Economists at a loose end have, in the past, come up with theories that link fashion with economy. The hemline theory is well-known though whether it is credible or not is another matter altogether. Then there is the lipstick theory where economists have argued that in a downturn lipstick sales go up as women spend morre on lipsticks, a less expensive cosmetic and yet one that can make a difference to a person’s appearance significantly.
Another set of people who follow and study economic matters have been trying to find solace in the teachings of Karl Marx and there is evidence that copies of Das Kapital are flying off the shelves. And these very same people are also wondering if this current economic crisis is the end of the road for capitalism. In my humble opinion, both these sets of humans are barking up the wrong tree (or trees) because, as the fashion and luxury business shows, capitalism, socialism and communism all get us to do the same things — only by different names.
Take for instance the Hermes Birkin bag which in the heydays of capitalism was available only if you queued up for a longish period of time. For all those old enough to recall those good old days of socialism in India — remember when everyone queued up for their daily necessities. Queue, same to same, just the product is different. Yet the Birking queue is a badge of honour and the ration queue something to be reviled.
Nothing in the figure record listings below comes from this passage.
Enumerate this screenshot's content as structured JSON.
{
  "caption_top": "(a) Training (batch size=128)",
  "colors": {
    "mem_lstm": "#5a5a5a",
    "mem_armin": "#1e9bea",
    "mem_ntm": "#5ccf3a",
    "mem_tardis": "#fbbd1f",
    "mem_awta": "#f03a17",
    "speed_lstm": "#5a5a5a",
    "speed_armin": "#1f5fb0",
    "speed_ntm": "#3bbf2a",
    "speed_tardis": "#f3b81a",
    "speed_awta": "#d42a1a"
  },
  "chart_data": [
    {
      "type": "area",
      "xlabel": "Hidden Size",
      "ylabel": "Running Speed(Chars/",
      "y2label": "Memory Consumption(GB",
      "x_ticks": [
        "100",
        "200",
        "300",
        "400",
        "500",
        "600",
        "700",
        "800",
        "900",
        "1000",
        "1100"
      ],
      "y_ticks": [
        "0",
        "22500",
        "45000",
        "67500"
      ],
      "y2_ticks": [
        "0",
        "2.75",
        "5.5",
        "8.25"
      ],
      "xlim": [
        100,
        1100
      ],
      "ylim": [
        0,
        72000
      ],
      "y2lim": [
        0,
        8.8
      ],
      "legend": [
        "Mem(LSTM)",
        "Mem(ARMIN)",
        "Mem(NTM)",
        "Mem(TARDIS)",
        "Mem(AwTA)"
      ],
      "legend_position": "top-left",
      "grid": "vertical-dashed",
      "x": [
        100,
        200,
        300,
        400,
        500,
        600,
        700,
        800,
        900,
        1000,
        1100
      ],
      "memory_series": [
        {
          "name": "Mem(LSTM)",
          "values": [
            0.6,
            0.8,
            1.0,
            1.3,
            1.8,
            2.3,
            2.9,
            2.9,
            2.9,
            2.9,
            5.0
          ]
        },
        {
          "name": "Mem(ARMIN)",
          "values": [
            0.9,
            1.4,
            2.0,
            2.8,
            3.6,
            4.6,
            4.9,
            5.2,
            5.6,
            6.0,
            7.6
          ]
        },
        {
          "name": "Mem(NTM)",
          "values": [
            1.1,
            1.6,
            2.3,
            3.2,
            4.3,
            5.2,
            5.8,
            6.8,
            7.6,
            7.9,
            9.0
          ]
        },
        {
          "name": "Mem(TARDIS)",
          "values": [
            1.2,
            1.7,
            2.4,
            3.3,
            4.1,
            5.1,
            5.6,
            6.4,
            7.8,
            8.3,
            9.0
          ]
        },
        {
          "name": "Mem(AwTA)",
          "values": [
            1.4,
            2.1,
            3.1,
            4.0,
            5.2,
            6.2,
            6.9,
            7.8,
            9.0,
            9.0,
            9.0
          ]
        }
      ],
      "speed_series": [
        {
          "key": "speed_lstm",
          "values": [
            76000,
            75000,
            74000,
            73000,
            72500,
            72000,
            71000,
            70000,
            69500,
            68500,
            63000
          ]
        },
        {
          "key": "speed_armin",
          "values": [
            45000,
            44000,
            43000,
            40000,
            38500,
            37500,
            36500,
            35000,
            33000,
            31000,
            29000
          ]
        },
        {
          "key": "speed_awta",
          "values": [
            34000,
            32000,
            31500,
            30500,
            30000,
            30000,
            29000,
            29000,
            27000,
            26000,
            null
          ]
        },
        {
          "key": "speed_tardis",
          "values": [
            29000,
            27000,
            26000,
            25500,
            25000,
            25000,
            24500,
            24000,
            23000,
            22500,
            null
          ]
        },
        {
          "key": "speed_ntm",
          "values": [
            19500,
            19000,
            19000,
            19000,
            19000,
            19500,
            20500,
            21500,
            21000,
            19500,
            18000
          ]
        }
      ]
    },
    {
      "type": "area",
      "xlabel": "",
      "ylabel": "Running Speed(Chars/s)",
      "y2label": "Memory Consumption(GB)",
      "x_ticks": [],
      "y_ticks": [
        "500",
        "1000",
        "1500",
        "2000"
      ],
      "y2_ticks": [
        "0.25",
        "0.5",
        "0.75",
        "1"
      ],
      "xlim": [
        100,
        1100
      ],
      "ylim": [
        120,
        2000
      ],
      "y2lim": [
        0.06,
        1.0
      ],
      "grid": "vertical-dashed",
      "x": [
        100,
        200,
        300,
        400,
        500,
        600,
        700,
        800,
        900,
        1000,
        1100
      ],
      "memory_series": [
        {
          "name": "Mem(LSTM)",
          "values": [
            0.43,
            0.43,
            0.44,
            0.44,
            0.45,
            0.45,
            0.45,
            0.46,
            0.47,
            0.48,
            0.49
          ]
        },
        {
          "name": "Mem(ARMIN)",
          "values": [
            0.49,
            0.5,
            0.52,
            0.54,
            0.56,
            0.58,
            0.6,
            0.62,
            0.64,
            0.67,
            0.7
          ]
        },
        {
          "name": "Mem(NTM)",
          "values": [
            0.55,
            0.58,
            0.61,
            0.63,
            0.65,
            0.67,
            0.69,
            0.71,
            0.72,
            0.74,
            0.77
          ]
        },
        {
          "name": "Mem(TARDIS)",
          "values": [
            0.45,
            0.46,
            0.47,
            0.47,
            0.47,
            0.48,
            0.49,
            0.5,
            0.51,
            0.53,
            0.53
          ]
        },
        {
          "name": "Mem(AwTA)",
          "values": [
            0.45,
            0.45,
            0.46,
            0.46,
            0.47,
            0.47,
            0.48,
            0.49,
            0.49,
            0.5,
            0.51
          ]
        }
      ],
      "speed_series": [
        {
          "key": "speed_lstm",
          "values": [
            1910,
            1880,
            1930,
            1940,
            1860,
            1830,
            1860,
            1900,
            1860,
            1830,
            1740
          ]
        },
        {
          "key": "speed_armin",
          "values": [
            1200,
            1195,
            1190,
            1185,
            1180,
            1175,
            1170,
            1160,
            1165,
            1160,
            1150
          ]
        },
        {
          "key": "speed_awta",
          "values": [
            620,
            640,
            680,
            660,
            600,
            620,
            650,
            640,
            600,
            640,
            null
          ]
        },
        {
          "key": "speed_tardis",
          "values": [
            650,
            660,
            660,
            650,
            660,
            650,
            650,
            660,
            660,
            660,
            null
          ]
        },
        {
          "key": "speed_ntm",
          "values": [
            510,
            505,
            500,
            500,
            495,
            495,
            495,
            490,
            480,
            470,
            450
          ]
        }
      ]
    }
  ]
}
Turn your eye away from the queue theory for a moment and turn it towards the whole trend shebang that fashion in modern capitalist times has espoused. Breathless fashionistas tell the hoi polloi from the pulpit that this season the colour purple is so in. Every fashionable brand on high streets across the globe is awash in that colour. This kind of uniform trend has been good for fashion companies and retailers who then don’t have to invest in keeping different inventories of sizes and styles.
But the negative impact of this has been that people have started looking like clones irrespective of geographies. Cultural nuances are getting blunted thanks to this capitalist marketing gimmick, and now, often, it’s difficult to tell which city in the world one is in as urban men (walk into a corporate office anywhere and its hard to tell people apart such is the overriding sameness of the suit in black and blue) and women are looking like each other everywhere.
How different is this from the Mao suit that the Chinese were all expected to don through his reign? Much has been made about how this was an unfortunate part of communism which made the Chinese lose their individuality and its horrible impact on the country’s culture. Capitalism’s impact on preserving cultural diversity in fashion terms hasn’t been stellar either. As far as fashion and luxury are concerned, all the three isms are as blunting. Time, then, for fashion and luxury to invent its own ism that respects and promotes diversity and keeps cultural nuances intact and doesn’t turn all of us into clones. Fashionism anyone?